7/10
Not too shabby
6 October 2002
Warning: Spoilers
You gotta love a movie that's set during the last days of the Vietnam war yet the clubs and radios play 80's music. I know, nobody watches these films for realism, they watch them for...what DO they watch them for again?

Well, this was made after two other Margheriti war films, The Last Hunter(1980) and Tiger Joe(1982). Tornado is the weakest of the three, but not by as much as I expected it would be. Timothy Brent/Giancarlo Prete is a pretty decent lead.

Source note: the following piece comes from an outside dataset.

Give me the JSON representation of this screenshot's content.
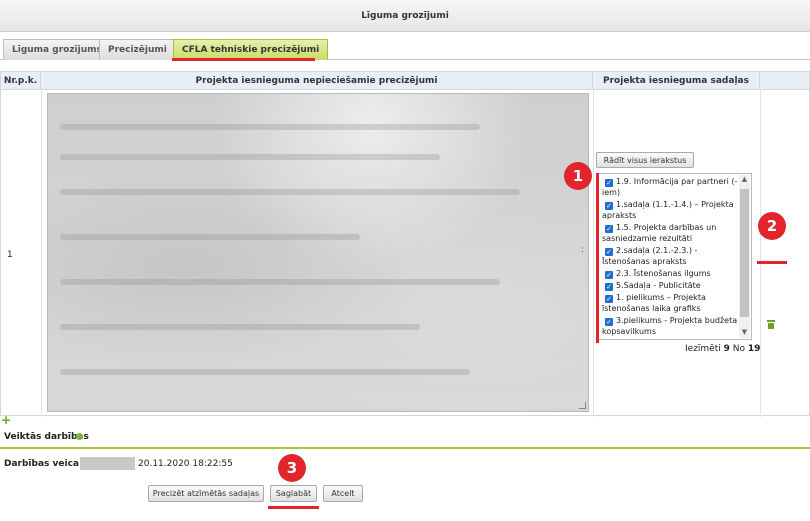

You want to know about the story? Some lunatic army commander regularly makes decisions that lead to the injury/death/abandonment of his men yet nobody really gets on his case about it until a hotshot superstar green beret has had enough and punches him in the nose. Then the hotshot is arrested by the MP, but the vietcong attack and the vehicle he's in is damaged and he manages to escape. From there on, it's a battle of wills between the hotshot who hates the commander and the commander who feels that if the hotshot does escape, it would reflect well on the commander, because he trained the hotshot, but the commander wants him dead anyway. Even though the war has been officially declared over.

It's good to see Luciano Pigozzi (aka Allan Collins) pop up here (it seems like he's in all of these) but his role is fairly boring.

The ending sort of came out of nowhere. I read an interview with Margheriti and he claimed that the ambiguity of who did what to a certain someone in the final shot (I'm trying to avoid spoilers here) was intentional. Well it made me laugh, and I don't think that was intentional.